Every (finite) matroid consists of a (finite) set called the ground set, and a collection of distinguished subsets called the independent sets. A classic example arises when the ground set is a finite set of vectors from a vector space, and the independent subsets are exactly the subsets that are linearly independent. Any such matroid is said to be representable. We can think of a representable matroid as being a geometrical configuration where the points have been given coordinates from a field. Another important class arises when the points are given coordinates from a group. Such a class is said to be gain-graphic.

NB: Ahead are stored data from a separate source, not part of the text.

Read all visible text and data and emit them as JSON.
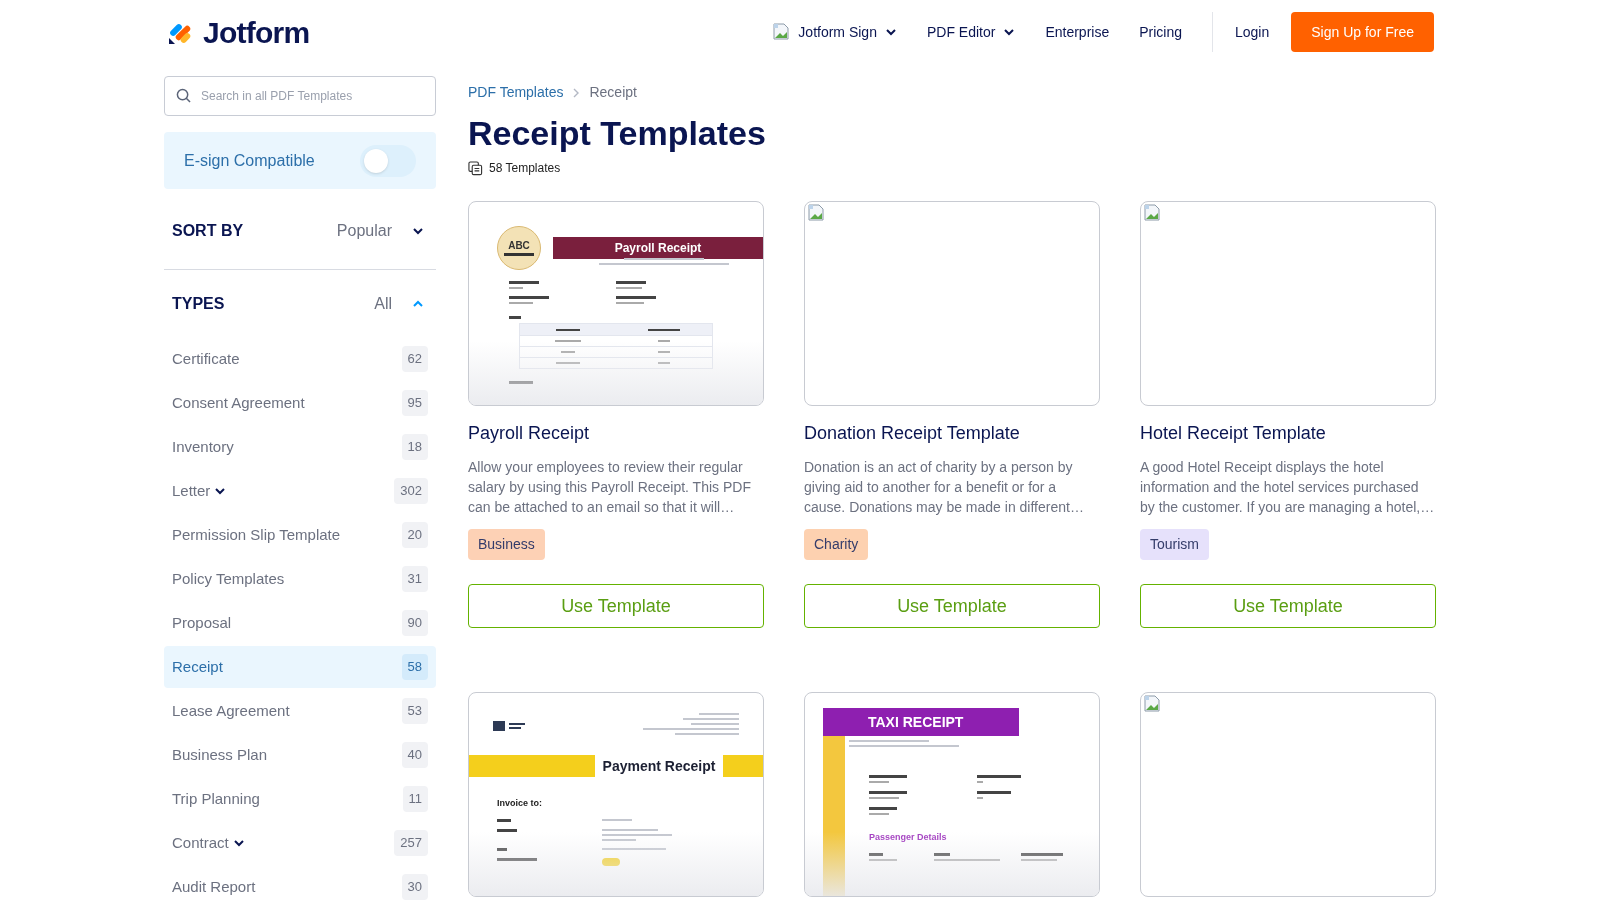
{
  "header": {
    "logo": "Jotform",
    "nav": [
      {
        "label": "Jotform Sign",
        "dropdown": true,
        "broken_image": true
      },
      {
        "label": "PDF Editor",
        "dropdown": true,
        "broken_image": false
      },
      {
        "label": "Enterprise",
        "dropdown": false,
        "broken_image": false
      },
      {
        "label": "Pricing",
        "dropdown": false,
        "broken_image": false
      }
    ],
    "login": "Login",
    "signup": "Sign Up for Free"
  },
  "sidebar": {
    "search": {
      "placeholder": "Search in all PDF Templates"
    },
    "esign": {
      "label": "E-sign Compatible",
      "on": false
    },
    "sort": {
      "label": "SORT BY",
      "value": "Popular"
    },
    "types": {
      "label": "TYPES",
      "value": "All",
      "expanded": true,
      "items": [
        {
          "label": "Certificate",
          "count": "62",
          "selected": false,
          "expandable": false
        },
        {
          "label": "Consent Agreement",
          "count": "95",
          "selected": false,
          "expandable": false
        },
        {
          "label": "Inventory",
          "count": "18",
          "selected": false,
          "expandable": false
        },
        {
          "label": "Letter",
          "count": "302",
          "selected": false,
          "expandable": true
        },
        {
          "label": "Permission Slip Template",
          "count": "20",
          "selected": false,
          "expandable": false
        },
        {
          "label": "Policy Templates",
          "count": "31",
          "selected": false,
          "expandable": false
        },
        {
          "label": "Proposal",
          "count": "90",
          "selected": false,
          "expandable": false
        },
        {
          "label": "Receipt",
          "count": "58",
          "selected": true,
          "expandable": false
        },
        {
          "label": "Lease Agreement",
          "count": "53",
          "selected": false,
          "expandable": false
        },
        {
          "label": "Business Plan",
          "count": "40",
          "selected": false,
          "expandable": false
        },
        {
          "label": "Trip Planning",
          "count": "11",
          "selected": false,
          "expandable": false
        },
        {
          "label": "Contract",
          "count": "257",
          "selected": false,
          "expandable": true
        },
        {
          "label": "Audit Report",
          "count": "30",
          "selected": false,
          "expandable": false
        }
      ]
    }
  },
  "breadcrumb": [
    "PDF Templates",
    "Receipt"
  ],
  "title": "Receipt Templates",
  "count": "58 Templates",
  "templates": [
    {
      "title": "Payroll Receipt",
      "description": "Allow your employees to review their regular salary by using this Payroll Receipt. This PDF can be attached to an email so that it will…",
      "tag": {
        "label": "Business",
        "color": "#fdd1b5"
      },
      "button": "Use Template",
      "preview": {
        "kind": "payroll",
        "logo": "ABC",
        "heading": "Payroll Receipt"
      }
    },
    {
      "title": "Donation Receipt Template",
      "description": "Donation is an act of charity by a person by giving aid to another for a benefit or for a cause. Donations may be made in different…",
      "tag": {
        "label": "Charity",
        "color": "#fdd1b0"
      },
      "button": "Use Template",
      "preview": {
        "kind": "broken"
      }
    },
    {
      "title": "Hotel Receipt Template",
      "description": "A good Hotel Receipt displays the hotel information and the hotel services purchased by the customer. If you are managing a hotel,…",
      "tag": {
        "label": "Tourism",
        "color": "#e6e1fb"
      },
      "button": "Use Template",
      "preview": {
        "kind": "broken"
      }
    },
    {
      "preview": {
        "kind": "payment",
        "heading": "Payment Receipt",
        "subheading": "Invoice to:"
      }
    },
    {
      "preview": {
        "kind": "taxi",
        "heading": "TAXI RECEIPT",
        "section": "Passenger Details"
      }
    },
    {
      "preview": {
        "kind": "broken"
      }
    }
  ]
}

Monadic second-order logic is a natural language for matroid applications. In this language we are able to quantify only over subsets of the ground set. The importance of monadic second-order logic comes from its connections to the theory of computation, as exemplified by Courcelle’s Theorem. This theorem provides polynomial-time algorithms for recognising properties defined in monadic second-order logic (as long as we impose a bound on the structural complexity of the input objects). It is natural to ask which classes of matroids can be defined by sentences in monadic second-order logic. When the class consists of the matroids that are coordinatized by a field we have a complete answer to this question. When the class is coordinatized by a group the problem becomes much harder.

This talk will contain a brief introduction to matroids. Based on work with Sapir Ben-Shahar, Matt Conder, Daryl Funk, Angus Matthews, Mike Newman, and Gabriel Verret.